All of which are perfect in theory, but a little messy in reality. I pointed this out and she responded “It’s about finding the reality within the ideal”.

Which I guess is a perfect description of life, isn’t it?

As much as the ideal version of sitting at a computer looks great, if I sit properly, my blood pressure bottoms out and I either puke, or pass out. Neither are conducive to working, in case you’re interested. And so I write blog posts either lying in bed with a laptop, or with my feet resting up near the mantelpiece. Definitely bad for my posture, but it’s about finding the least bad thing and attempting that.

I keep reminding myself that pregnancy is not forever, that eventually I’ll be allowed to take the good drugs again and that I will have a smooshy new baby as compensation. Sometime in September, I’ll stop wanting to puke all of the time, my joints will stabilise a little bit and my skin will clear up.

Everything is falling apart and yet, it’s all going to be okay. Even if I spend the next three months unable to actually do anything other than write things and lie down, it will get better. Things will ease and I will not remain this unwell for ever.

This is shades of Amy’s pregnancy over again and I survived that, in worse health to start with. I can get through this. Pregnancy is meant to be glowing health and skipping through rainforests, while birds serenade me.

However, I’ve got to get used to the reality, within my ideal.

24 weeks 007

24 weeks.

Melissa May 15, 2012 at 8:35 pm

You seem to have popped out all of a sudden. Your belly is looking lovely and round. It’s amazing what our bodies can go through isn’t it. Quite the miracle.

river May 15, 2012 at 10:30 pm

Is that a baby push/kick/nudge I see down by the stretch marks?
How lovely!
September?
Looks more like August to me…….but that could be because the rest of you is so slim.

Denyse May 15, 2012 at 11:20 pm

Such a beautiful post to read even though I know you are in pain…I can read your calm & happy mood here as you write.

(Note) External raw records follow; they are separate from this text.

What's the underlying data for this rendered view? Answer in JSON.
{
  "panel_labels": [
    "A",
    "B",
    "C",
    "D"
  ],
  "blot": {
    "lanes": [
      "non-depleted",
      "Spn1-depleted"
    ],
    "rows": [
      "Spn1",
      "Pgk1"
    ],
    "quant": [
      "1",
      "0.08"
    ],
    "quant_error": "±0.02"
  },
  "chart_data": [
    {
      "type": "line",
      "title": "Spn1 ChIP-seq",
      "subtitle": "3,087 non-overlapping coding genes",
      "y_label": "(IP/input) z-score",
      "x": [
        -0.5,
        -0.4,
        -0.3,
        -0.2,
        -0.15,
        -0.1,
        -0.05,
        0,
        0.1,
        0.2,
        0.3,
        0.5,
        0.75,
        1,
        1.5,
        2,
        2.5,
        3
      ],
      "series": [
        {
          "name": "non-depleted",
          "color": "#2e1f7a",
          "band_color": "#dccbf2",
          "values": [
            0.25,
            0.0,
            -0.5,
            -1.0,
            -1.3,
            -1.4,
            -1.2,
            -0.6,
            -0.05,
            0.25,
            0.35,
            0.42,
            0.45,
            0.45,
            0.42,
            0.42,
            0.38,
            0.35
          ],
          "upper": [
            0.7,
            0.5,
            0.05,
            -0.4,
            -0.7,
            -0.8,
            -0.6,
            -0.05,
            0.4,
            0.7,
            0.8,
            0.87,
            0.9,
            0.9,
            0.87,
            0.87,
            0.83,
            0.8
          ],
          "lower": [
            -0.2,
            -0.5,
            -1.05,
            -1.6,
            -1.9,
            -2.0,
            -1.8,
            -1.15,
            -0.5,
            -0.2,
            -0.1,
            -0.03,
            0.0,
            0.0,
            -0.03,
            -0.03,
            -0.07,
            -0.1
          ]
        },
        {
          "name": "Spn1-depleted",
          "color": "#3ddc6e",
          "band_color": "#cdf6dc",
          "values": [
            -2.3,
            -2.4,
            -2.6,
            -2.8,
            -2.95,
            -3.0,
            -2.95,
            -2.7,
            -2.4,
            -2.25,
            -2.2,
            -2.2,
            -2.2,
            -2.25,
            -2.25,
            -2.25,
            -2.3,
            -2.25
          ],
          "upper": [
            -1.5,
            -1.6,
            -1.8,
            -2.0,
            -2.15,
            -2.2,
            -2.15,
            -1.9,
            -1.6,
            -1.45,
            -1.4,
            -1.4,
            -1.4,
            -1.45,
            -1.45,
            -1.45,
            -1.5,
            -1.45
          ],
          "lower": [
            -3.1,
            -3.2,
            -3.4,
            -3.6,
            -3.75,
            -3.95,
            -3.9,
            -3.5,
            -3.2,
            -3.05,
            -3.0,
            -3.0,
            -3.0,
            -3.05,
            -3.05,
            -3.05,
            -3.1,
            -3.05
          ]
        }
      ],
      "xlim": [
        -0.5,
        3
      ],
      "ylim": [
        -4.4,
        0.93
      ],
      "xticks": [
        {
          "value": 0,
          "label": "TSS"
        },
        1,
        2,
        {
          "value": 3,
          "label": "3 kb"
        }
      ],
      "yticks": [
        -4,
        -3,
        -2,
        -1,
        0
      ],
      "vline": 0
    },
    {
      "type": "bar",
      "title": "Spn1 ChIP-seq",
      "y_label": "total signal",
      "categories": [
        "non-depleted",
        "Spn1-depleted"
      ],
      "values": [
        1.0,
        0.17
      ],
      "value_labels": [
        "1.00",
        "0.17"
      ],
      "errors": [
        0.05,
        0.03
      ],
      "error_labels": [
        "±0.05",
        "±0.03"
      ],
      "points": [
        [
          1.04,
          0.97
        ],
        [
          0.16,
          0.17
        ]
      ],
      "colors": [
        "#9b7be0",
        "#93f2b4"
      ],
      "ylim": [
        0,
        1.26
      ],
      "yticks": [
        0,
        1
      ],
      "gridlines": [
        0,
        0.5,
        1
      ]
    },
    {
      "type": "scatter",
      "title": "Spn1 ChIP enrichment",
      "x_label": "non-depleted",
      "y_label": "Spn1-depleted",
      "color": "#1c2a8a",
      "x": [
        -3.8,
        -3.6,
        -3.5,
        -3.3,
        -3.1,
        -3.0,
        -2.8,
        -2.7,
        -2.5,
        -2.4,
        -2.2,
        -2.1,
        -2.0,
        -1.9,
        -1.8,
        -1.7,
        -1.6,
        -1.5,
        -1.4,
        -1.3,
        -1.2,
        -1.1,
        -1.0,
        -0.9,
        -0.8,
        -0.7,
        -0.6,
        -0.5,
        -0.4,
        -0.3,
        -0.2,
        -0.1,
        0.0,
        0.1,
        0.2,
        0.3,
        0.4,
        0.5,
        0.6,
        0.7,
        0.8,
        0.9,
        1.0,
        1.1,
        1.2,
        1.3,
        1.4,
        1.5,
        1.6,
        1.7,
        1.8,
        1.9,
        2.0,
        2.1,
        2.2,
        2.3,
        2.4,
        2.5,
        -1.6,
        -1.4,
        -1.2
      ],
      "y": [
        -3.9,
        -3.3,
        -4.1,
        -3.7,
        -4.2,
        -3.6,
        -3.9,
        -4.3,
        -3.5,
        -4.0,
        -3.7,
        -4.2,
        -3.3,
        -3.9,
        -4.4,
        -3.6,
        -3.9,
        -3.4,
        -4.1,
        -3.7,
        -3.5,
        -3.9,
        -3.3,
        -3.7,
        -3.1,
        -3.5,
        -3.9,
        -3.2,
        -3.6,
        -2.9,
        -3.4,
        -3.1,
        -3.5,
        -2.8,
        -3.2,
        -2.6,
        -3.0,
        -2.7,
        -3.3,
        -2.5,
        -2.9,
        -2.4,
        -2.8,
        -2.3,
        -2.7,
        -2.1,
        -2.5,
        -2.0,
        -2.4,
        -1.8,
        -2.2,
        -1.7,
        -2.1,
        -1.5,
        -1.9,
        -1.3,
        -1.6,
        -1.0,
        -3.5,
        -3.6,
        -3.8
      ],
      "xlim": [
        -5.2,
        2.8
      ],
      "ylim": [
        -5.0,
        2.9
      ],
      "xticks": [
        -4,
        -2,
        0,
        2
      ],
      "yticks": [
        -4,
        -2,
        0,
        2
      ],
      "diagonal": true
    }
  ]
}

Love those words from the Physio.i shall try to recall them more myself. Veronica… You are looking good .. ( I know feeling crap) and your baby’s shape is beautiful. Love to you all Denyse xx

Watershedd May 16, 2012 at 5:30 pm

Wow. It’s going fast! Savour the good bits, indulge in the beauty – and reality – of creating life. Hugs from me. X

Lindie May 19, 2012 at 8:33 am

My first pregnancy I barely showed at 6 months. (that’s when I told my mother I was pregnant!) My second pregnancy I wasn’t even 3 months along and couldn’t wear regular clothes. Your tummy is lovely! Are people patting it? I didn’t mind some people doing it but really didn’t like people I didn’t love touching me!